Kepala sebuah perusahaan infrastruktur data bilang kalo kecerdasan artifisial (AI) bakal jadi pendorong pertumbuhan yang sangat penting untuk ekonomi Afrika. Negara-negara Afrika juga bakal ekspor AI mereka sendiri dalam beberapa tahun ke depan.
Di Fortune’s Global Forum di Riyadh, Arab Saudi, hari Minggu, pendiri dan CEO Amini, Kate Kallot, bilang perusahaannya sedang membangun daya komputasi. Daya ini akan memungkinkan solusi AI yang dirancang khusus untuk Afrika.
Mantan eksekutif Nvidia ini juga meramalkan AI akan nambah $2,9 triliun ke ekonomi Afrika dalam lima tahun depan. Ini terjadi karena pemerintah mulai lihat data dan kapasitas komputasi sebagai infrastruktur penting, sama seperti jalan dan rumah sakit.
Kallot bilang, seiring investasi infrastruktur tumbuh, pemerintah minta model bahasa besar (LLM) yang dipakai di Afrika benar-benar mencerminkan keadaan lokal. Hal ini penting karena hampir satu miliar orang Afrika masih belum terhubung internet, sedangkan LLM biasanya dilatih pakai data dari internet.
Dia nambahin bahwa pola pikir baru tentang kemitraan strategis ini sudah merambat dari tingkat pemerintah ke sektor swasta. Banyak startup baru bermunculan yang akan membantu membentuk masa depan negara dan ekonomi mereka.
“Kami lihat teknologi dan AI punya potensi untuk jadi penyeimbang terbesar yang pernah dilihat Afrika,” kata Kallot.
Tapi, dia tunjukin bahwa hal ini belum tercermin dalam cerita global, yang belum mengakui inovasi AI dari Afrika.
Nyatanya, benua Afrika justru memimpin dalam mengembangkan AI yang efisien, bertanggung jawab, dan inklusif. Dan dunia sebentar lagi akan mengetahuinya.

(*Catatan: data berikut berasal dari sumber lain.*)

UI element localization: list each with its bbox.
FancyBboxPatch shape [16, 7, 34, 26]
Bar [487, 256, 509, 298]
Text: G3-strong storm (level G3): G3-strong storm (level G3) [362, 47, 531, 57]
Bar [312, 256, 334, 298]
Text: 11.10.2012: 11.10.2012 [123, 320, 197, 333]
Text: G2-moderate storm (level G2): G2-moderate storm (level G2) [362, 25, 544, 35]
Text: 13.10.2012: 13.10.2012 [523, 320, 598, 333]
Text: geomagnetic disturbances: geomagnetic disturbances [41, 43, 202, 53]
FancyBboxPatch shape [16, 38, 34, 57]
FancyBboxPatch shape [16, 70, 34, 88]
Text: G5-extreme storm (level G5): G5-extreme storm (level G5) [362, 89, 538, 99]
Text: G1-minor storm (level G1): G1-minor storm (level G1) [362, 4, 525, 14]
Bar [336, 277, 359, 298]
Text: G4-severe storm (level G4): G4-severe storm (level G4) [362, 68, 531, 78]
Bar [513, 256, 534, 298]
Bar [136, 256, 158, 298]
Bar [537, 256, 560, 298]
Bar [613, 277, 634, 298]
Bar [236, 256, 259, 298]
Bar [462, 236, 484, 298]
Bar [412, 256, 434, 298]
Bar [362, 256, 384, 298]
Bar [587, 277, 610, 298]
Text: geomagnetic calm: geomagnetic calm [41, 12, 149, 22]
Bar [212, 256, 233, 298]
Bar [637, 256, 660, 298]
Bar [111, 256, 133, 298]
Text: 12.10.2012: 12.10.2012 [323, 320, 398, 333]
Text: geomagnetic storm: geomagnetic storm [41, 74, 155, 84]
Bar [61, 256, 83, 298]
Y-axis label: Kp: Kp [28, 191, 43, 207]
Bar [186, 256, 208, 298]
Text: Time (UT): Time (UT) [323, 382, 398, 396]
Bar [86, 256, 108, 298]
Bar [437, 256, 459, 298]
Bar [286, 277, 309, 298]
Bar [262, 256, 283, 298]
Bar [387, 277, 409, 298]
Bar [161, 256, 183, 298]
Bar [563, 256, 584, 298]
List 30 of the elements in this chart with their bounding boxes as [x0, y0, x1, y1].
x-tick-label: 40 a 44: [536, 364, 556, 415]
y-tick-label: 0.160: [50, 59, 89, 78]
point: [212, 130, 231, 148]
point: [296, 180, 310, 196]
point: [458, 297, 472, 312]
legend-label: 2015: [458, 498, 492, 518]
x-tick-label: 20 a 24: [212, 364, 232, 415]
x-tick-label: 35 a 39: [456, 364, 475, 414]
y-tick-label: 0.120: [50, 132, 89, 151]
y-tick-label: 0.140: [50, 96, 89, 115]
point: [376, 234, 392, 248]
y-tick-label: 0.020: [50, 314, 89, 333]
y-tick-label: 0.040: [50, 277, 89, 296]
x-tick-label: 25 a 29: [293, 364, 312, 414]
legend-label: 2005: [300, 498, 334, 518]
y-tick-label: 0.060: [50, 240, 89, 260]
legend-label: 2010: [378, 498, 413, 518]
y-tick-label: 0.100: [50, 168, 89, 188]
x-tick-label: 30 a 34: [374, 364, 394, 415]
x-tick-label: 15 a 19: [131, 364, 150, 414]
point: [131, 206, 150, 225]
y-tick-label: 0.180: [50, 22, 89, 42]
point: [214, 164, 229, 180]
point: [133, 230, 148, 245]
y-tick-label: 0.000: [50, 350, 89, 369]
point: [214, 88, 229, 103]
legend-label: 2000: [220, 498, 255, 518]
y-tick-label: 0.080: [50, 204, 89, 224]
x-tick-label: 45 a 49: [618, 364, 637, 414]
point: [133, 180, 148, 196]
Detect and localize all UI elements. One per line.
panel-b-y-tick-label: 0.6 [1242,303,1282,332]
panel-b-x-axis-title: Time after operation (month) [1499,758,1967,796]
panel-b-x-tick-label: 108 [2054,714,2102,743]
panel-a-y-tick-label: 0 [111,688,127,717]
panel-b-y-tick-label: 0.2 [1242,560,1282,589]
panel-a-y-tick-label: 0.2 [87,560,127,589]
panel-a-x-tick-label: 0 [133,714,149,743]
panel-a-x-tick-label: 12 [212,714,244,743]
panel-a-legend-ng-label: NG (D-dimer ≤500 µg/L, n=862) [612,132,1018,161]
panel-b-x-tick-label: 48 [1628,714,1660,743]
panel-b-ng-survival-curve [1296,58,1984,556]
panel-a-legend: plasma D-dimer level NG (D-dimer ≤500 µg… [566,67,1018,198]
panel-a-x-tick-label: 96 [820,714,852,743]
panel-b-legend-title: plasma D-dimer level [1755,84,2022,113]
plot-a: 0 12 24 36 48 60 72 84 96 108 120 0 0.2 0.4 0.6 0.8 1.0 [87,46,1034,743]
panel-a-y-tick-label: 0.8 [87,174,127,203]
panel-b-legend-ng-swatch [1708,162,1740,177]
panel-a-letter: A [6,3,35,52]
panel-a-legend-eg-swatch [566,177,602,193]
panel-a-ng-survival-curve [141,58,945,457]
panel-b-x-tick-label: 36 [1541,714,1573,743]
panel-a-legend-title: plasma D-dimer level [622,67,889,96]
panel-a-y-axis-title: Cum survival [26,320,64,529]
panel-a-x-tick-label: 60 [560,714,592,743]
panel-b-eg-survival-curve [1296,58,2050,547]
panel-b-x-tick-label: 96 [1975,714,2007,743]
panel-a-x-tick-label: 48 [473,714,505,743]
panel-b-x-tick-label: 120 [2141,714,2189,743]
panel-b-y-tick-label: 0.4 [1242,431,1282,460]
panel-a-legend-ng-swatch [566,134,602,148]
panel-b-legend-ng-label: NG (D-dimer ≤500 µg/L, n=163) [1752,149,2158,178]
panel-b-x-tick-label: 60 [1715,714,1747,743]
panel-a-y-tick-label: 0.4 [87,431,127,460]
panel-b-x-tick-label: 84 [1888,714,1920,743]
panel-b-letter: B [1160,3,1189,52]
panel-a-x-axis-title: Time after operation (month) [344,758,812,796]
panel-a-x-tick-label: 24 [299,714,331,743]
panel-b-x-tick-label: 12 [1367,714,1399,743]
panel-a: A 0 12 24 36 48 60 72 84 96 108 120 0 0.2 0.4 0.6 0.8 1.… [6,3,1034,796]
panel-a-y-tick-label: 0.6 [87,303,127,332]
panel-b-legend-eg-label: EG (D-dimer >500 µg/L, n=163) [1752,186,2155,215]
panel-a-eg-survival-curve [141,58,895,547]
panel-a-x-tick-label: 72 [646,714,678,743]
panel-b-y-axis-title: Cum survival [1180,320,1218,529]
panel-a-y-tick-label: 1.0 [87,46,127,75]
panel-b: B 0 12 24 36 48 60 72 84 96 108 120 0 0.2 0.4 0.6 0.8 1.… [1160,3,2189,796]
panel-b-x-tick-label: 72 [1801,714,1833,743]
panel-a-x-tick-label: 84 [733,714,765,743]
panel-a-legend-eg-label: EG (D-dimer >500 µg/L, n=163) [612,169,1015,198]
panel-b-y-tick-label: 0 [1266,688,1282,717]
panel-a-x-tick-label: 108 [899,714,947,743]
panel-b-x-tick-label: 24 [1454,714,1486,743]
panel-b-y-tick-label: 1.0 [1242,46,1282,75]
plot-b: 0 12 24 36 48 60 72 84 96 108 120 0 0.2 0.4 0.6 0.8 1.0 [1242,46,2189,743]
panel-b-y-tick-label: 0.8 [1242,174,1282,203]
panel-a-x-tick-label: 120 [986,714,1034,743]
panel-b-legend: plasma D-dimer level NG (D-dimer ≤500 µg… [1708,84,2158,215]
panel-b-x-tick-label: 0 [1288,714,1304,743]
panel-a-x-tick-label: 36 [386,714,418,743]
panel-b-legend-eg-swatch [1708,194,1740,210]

“Dalam 5 sampai 10 tahun ke depan, kita akan lihat kecerdasan dari Afrika di-ekspor ke negara-negara lain di Global Selatan,” ujar Kallot.
**Mengubah Cerita Global**
Menurut Ndidi Okonkwo Nwuneli, CEO kelompok advokasi global One Campaign, narasi negatif tentang Afrika itu punya biaya yang mahal.
Bias itu telah buat biaya pinjaman untuk negara-negara Afrika menjadi lebih mahal. Laporan negatif tentang wilayah ini diperkirakan menelan biaya $4,2 miliar. Padahal, sebenarnya, beberapa sektor justru melihat pengembalian investasi setinggi 10 kali lipat.
“Kami sedang mengubah narasinya. Kami bilang Afrika adalah tentang return on investment, bukan risiko,” katanya kepada Diane Brady dari Fortune. “Dan sekaranglah waktunya untuk bermitra dengan kami dengan pembiayaan yang adil yang memberikan hasil dan menciptakan pekerjaan.”
Membalikkan cerita ini juga jadi pemikiran utama bagi Boris Kodjoe, salah satu pendiri platform investasi dan dampak Full Circle Africa.
Aktor Hollywood dan mantan model ini bilang bahwa diaspora Afrika — yang terbesar ketiga di dunia setelah Cina dan India — telah mengatur modalnya dalam beberapa tahun terakhir. Mereka adalah kunci dalam cerita pertumbuhan ini.
Kodjoe jelasin bahwa ekonomi Afrika hari ini adalah muda, kreatif, digital, dan bergerak cepat. Afrika mendefinisikan diri dengan budaya dan teknologi, bukan hanya dengan sumber daya alamnya.
“Afrika adalah satu-satunya wilayah di mana populasinya semakin muda, semakin terhubung, dan semakin wirausaha, semua pada saat yang bersamaan,” tambahnya. “Saya pikir dunia tidak lagi tanya ‘mengapa Afrika,’ tapi ‘kapan kami bisa masuk?’ Dan saya rasa waktunya adalah sekarang.”